Farmers looking to diversify may see agri-tourism as a viable option but should be aware of gov’t regulations
By Kate Ayers
For some farmers, agri-tourism offers an opportunity to expand or specialize their operations to tap into new markets. However, before embarking on this journey, producers should ensure their properties are eligible for land use changes.
Specifically, landowners should check with their local municipalities to determine what uses are permitted on their farms, based on official plans and zoning bylaws, an OMAFRA article said.
Fortunately, farmers can access some resources to help them navigate this venture.
“OMAFRA’s Guidelines on Permitted Uses in Ontario’s Prime Agricultural Areas is available to help farmers interpret the policies in the provincial policy statement,” Bianca Jamieson, OMAFRA’s spokesperson, said to Farms.com in an email statement.
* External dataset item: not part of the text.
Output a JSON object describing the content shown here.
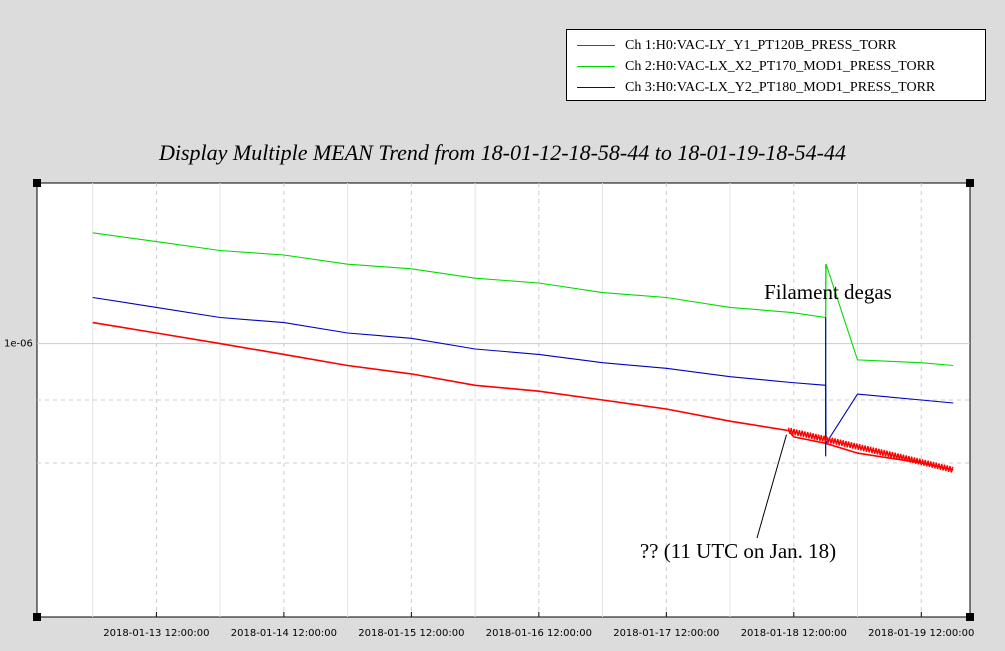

Policies are similar in provincial plans such as A Place to Grow: Growth Plan for the Greater Golden Horseshoe and the Greenbelt Plan. The Provincial Policy Statement and these provincial plans provide direction on matters of provincial interest including the protection of prime agricultural areas.
OMAFRA’s guidelines “explain diversification opportunities and the criteria that need to be met for different categories of uses,” she said.
“Farmers should check with the municipal planning department to clarify land use planning requirements, for example, on the need for a zoning bylaw amendment,” Jamieson added.
“If new buildings or additions or modifications to buildings are anticipated, farmers should also check with the municipal building department on building code requirements.”
Overall, land policies in Ontario “permit a wide range of different uses and economic opportunities on farms within prime agricultural areas.”
Farmers should also consider tax implications that could result from land use changes.
“Since a change in land use can result in a change in tax assessment, it is crucial that farmers interested in undertaking agri-tourism or other ventures on their farm consult with the Municipal Property Assessment Corporation,” Jamieson said.
For example, switching from an agricultural land use to a commercial or industrial business may result in a higher tax rate, she added.